Cette structure présente également un avantage fiscal par rapport aux modèles concurrents. Selon une analyse juridique citée par Sui, les dépôts et les rachats sont structurés de manière à éviter de déclencher des événements imposables au regard de la législation fiscale américaine, un détail important pour les institutions qui évaluent s’il vaut mieux mettre le bitcoin à profit plutôt que de le laisser inactif.

Pourquoi le risque lié au Wrapped-BTC est bien réel

Le risque que Hashi est conçu pour contourner n’est pas hypothétique, et le propre écosystème de Sui l’a déjà subi. Volo Protocol, une plateforme de staking liquide et de finance Bitcoin également construite sur Sui, a perdu 3,5 millions de dollars lors d’une attaque en avril 2026, après qu’un pirate eut compromis la clé privée d’un administrateur de coffre-fort, vidant ainsi environ 2,1 millions de dollars de bitcoins « wrapped » (WBTC) de trois coffres-forts. C’est précisément ce type de défaillance (à savoir une seule clé de garde contrôlant les garanties « wrapped ») que la conception « multisig + Guardian Layer » de Hashi vise à rendre bien plus difficile à mettre en œuvre.

Sui a également exploré d’autres voies pour accéder à la liquidité du bitcoin. Le tBTC de Threshold a été mis en service sur Sui en tant qu’alternative décentralisée et sans dépôt de garde au bitcoin « wrapped », et le Sui Bridge a été lancé séparément sur le réseau principal pour transférer des actifs tels que l’ether entre Ethereum et Sui. Hashi représente un pari différent : plutôt que d’« emballer » ou de « relier » le bitcoin, il laisse l’actif sur la chaîne Bitcoin elle-même et règle tout le reste autour de celui-ci.

Qui le teste déjà ?

Plus de 25 partenaires institutionnels testent déjà en conditions de stress les applications de prêt et de crédit sur le testnet, notamment le géant de la conservation Bitgo, les sociétés de trading Cumberland et FalconX, le fabricant de portefeuilles matériels Ledger, le fournisseur d’infrastructure Blockdaemon, la plateforme d’échange Bullish, ainsi que les plateformes de prêt natives de Sui, Navi et Scallop.

Wave Digital Assets s’est également engagé dans un plan triennal donnant la priorité à la tokenisation d’obligations générant un rendement en bitcoins sur Sui dès que Hashi atteindra le mainnet, ce qui constitue l’un des signes les plus évidents à ce jour que les acteurs de la finance traditionnelle considèrent ce protocole comme bien plus qu’une simple expérience DeFi.

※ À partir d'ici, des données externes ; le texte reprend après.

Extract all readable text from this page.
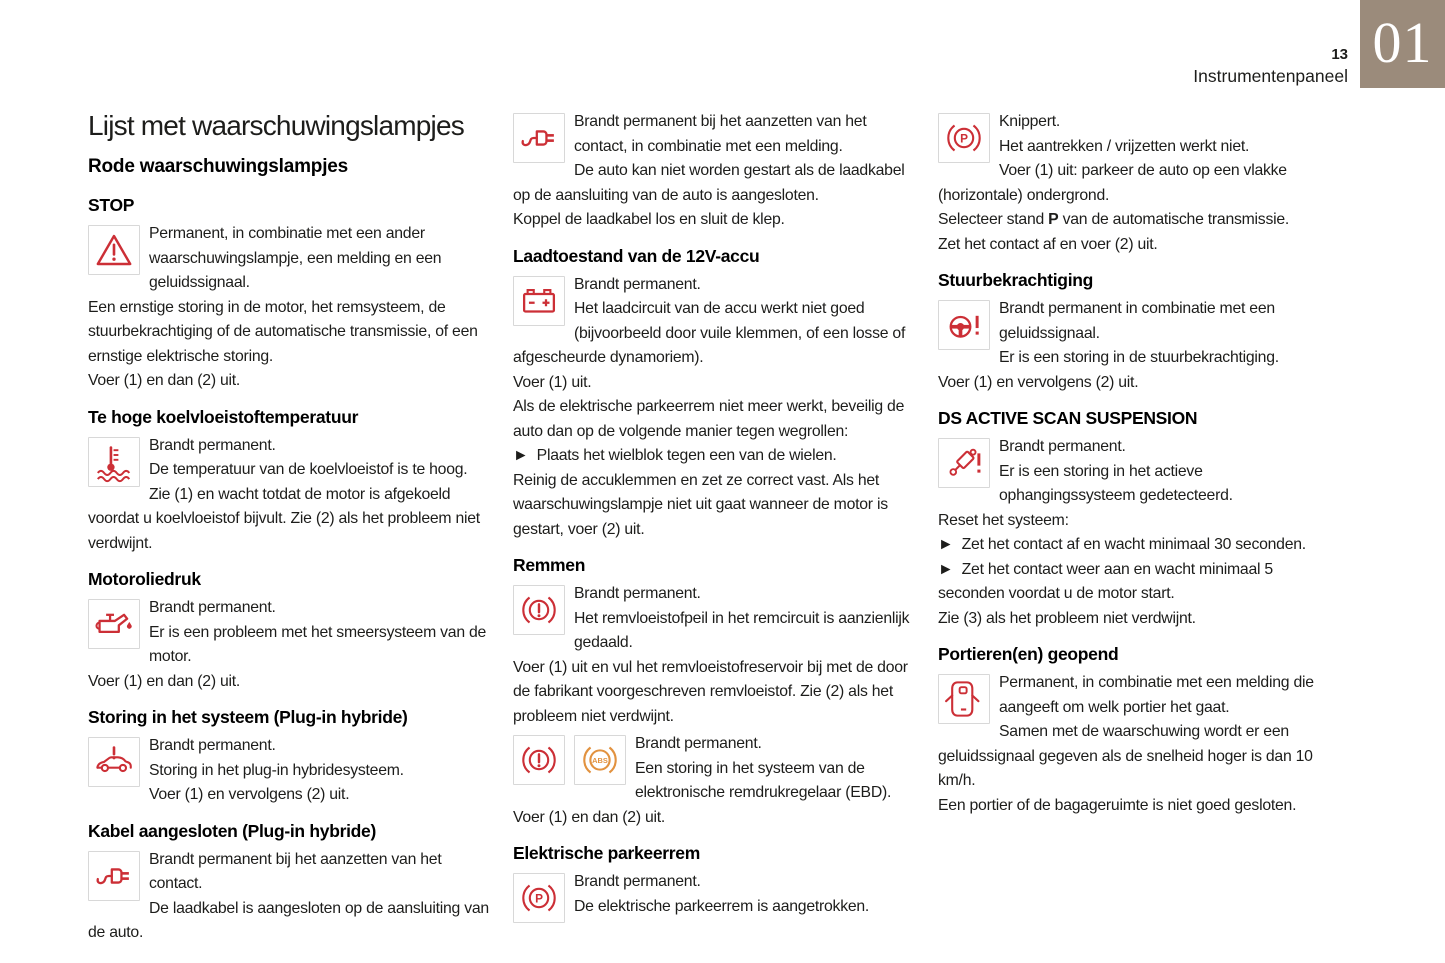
13
Instrumentenpaneel
01
Lijst met waarschuwingslampjes
Rode waarschuwingslampjes
STOP

Permanent, in combinatie met een ander waarschuwingslampje, een melding en een geluidssignaal.

Een ernstige storing in de motor, het remsysteem, de stuurbekrachtiging of de automatische transmissie, of een ernstige elektrische storing.

Voer (1) en dan (2) uit.

Te hoge koelvloeistoftemperatuur

Brandt permanent.

De temperatuur van de koelvloeistof is te hoog.

Zie (1) en wacht totdat de motor is afgekoeld voordat u koelvloeistof bijvult. Zie (2) als het probleem niet verdwijnt.

Motoroliedruk

Brandt permanent.

Er is een probleem met het smeersysteem van de motor.

Voer (1) en dan (2) uit.

Storing in het systeem (Plug-in hybride)

Brandt permanent.

Storing in het plug-in hybridesysteem.

Voer (1) en vervolgens (2) uit.

Kabel aangesloten (Plug-in hybride)

Brandt permanent bij het aanzetten van het contact.

De laadkabel is aangesloten op de aansluiting van de auto.

Brandt permanent bij het aanzetten van het contact, in combinatie met een melding.

De auto kan niet worden gestart als de laadkabel op de aansluiting van de auto is aangesloten.

Koppel de laadkabel los en sluit de klep.

Laadtoestand van de 12V-accu

Brandt permanent.

Het laadcircuit van de accu werkt niet goed (bijvoorbeeld door vuile klemmen, of een losse of afgescheurde dynamoriem).

Voer (1) uit.

Als de elektrische parkeerrem niet meer werkt, beveilig de auto dan op de volgende manier tegen wegrollen:

►  Plaats het wielblok tegen een van de wielen.

Reinig de accuklemmen en zet ze correct vast. Als het waarschuwingslampje niet uit gaat wanneer de motor is gestart, voer (2) uit.

Remmen

Brandt permanent.

Het remvloeistofpeil in het remcircuit is aanzienlijk gedaald.

Voer (1) uit en vul het remvloeistofreservoir bij met de door de fabrikant voorgeschreven remvloeistof. Zie (2) als het probleem niet verdwijnt.

Brandt permanent.

Een storing in het systeem van de elektronische remdrukregelaar (EBD).

Voer (1) en dan (2) uit.

Elektrische parkeerrem

Brandt permanent.

De elektrische parkeerrem is aangetrokken.

Knippert.

Het aantrekken / vrijzetten werkt niet.

Voer (1) uit: parkeer de auto op een vlakke (horizontale) ondergrond.

Selecteer stand P van de automatische transmissie.

Zet het contact af en voer (2) uit.

Stuurbekrachtiging

Brandt permanent in combinatie met een geluidssignaal.

Er is een storing in de stuurbekrachtiging.

Voer (1) en vervolgens (2) uit.

DS ACTIVE SCAN SUSPENSION

Brandt permanent.

Er is een storing in het actieve ophangingssysteem gedetecteerd.

Reset het systeem:

►  Zet het contact af en wacht minimaal 30 seconden.

►  Zet het contact weer aan en wacht minimaal 5 seconden voordat u de motor start.

Zie (3) als het probleem niet verdwijnt.

Portieren(en) geopend

Permanent, in combinatie met een melding die aangeeft om welk portier het gaat.

Samen met de waarschuwing wordt er een geluidssignaal gegeven als de snelheid hoger is dan 10 km/h.

Een portier of de bagageruimte is niet goed gesloten.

Cela dit, Hashi n’a pas encore annoncé de date de lancement du réseau principal, et la phase de testnet a précisément pour but de permettre aux développeurs et aux institutions d’intégrer des produits de prêt, d’emprunt et de crédit avant que de l’argent réel ne soit en jeu. Si le projet pilote tient la route, Hashi offrirait aux détenteurs de bitcoins un moyen de générer des rendements sur des BTC natifs sans le risque de « point de défaillance unique » lié à la conservation des actifs qui a frappé le protocole Volo il y a tout juste trois mois.

Cet article a été traduit de l'anglais à l'aide de l'IA. La version originale en anglais fait foi ; les traductions automatiques peuvent contenir des inexactitudes, en particulier dans la terminologie juridique et réglementaire.